Monday, Feb. 24, 1997

ONLY DISCONNECT

By Roger Rosenblatt

On a weekend for which a light dusting was forecast, a good four inches fell on Quogue. They wouldn't call four inches snow in places like Butte and Fargo, but on the southern shore of eastern Long Island the amount is impressive. It makes a sudden New England of an area that, in fact, was settled before most of New England, in the mid-17th century. The steep roofs of the New England-like houses are lathered with snow, and the surprisingly tall pines are shagged with ice, the way they get in Vermont. The main difference is the beach; there is snow on the beach.

I walked to the beach on Sunday morning. The snow made a wide lateral strip at the top, and where it stopped, the sand, brown and wet, continued to the lip of the ocean. I suppose the tide washing ashore made that portion of the sand too warm and moist to sustain the covering of snow, so half the beach was snow and the other half sand.

Sights like that are jarring to the senses because our experience tells us that certain things, both in and out of nature, do not go together. Meret Oppenheim's fur-covered cup, saucer and spoon is always upsetting, no matter how often one looks at it, because we tend to keep certain textures and functions separate in our minds. Snow on a beach is not upsetting in the same way, but it startles the imagination. Where a child built a castle in the sand, he might make a snowman in winter. Or he could build a fort, two forts, two forts of perishable substances. Two beachheads.

My mind drifts in this direction because, no matter that I know there is no reason for bringing the snow and the sand together, still, one is always trying to connect disparate things. How should one drink tea out of an animal? What coherent whole can I make of snow on a beach?

Students of my generation were taught that E.M. Forster's Howards End is an important novel because its central dictum, "Only connect," is a prescription for the moral life. It was assumed that making connections was a sign of the mind's worth and purpose. Only connect; things fall apart; these fragments I have shored against my ruins. Perhaps this effort to bridge and yoke was a consequence of the big bad Bomb, and of a world growing up under the persistent threat of disintegration. Perhaps it was simply an invention of the academy in which exam questions insisted on one's making sense of this as related to that.

A couple of weeks ago, on a Tuesday night, the country was treated to a very different this and that in the simultaneous broadcast of the State of the Union address and the announced verdict of the O.J. Simpson civil trial. Observers on television and in print tried to only connect--the President's reference to race troubles and the allegedly mythic figure of O.J. and the appearance of J.C. Watts Jr., the African-American Congressman who was selected to give the g.o.p. response. There was no logical relationship among these pieces; connections had to be forced. It was too hard to give disintegration its due, much less to take satisfaction in it. We are naturally antianarchic, pro-stability, pro-union.
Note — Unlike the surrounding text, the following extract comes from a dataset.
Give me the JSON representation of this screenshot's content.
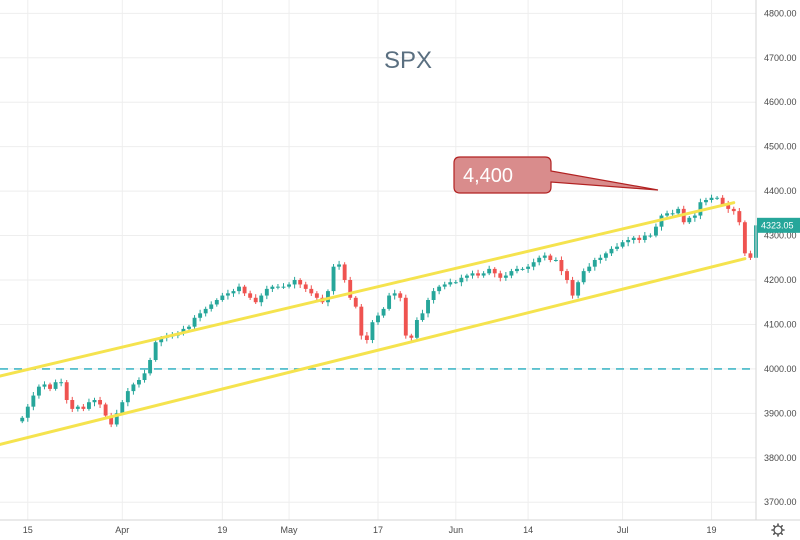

Some years ago, I was watching the Academy Awards on one channel, staring at the shimmering people. And then I flipped to another channel where the news was showing some 80 dead bodies swaddled in body bags on the floor of an auditorium. They were the victims of the Happy Land social club fire in the Bronx. Flip: the Academy Awards. Flip: the dead of the Bronx. I wondered how these things fit together in the world. Would there be a movie made of the Happy Land fire? Would it win an Oscar?

So I sympathize with those people who sought to create a unity of thought and emotion out of O.J., J.C. and the President, but I also believe that trying to fit parts into a whole makes each component smaller, less interesting and inauthentic. There is a life of parts, as valid as the life of the whole. Simply noting is often enough. What right have I to give the universe a shape other than the one in which it presents itself without comment? There: Madeleine Albright is Jewish. There: Ecuador's President sings A Madman in Love to win the hearts of his people. The world steps forward as Dennis Rodman more often than as Grant Hill, bad as it wants to be, still loco after all these years.

The sad truth (Is it sad?) is that no great story ever makes sense, nothing important is to be understood, and no part fits.

On the snowy beach I thought of an old friend who just got married to the wonderful woman with whom he had been living in perfect bohemian splendor for a dozen years, in a high Episcopalian ceremony so beautiful it took your breath away. And I thought of an old enemy and his new wife who are about to have their first child, and I wished them great happiness. I thought of other things I cannot name. Then I thought of my mother, 89, her once fine and witty mind assaulted by Alzheimer's but otherwise, and cruelly, in excellent health. I thought of her sitting on a beach under a striped umbrella holding a vanilla ice-cream cone, while I, at a distance, built a fort.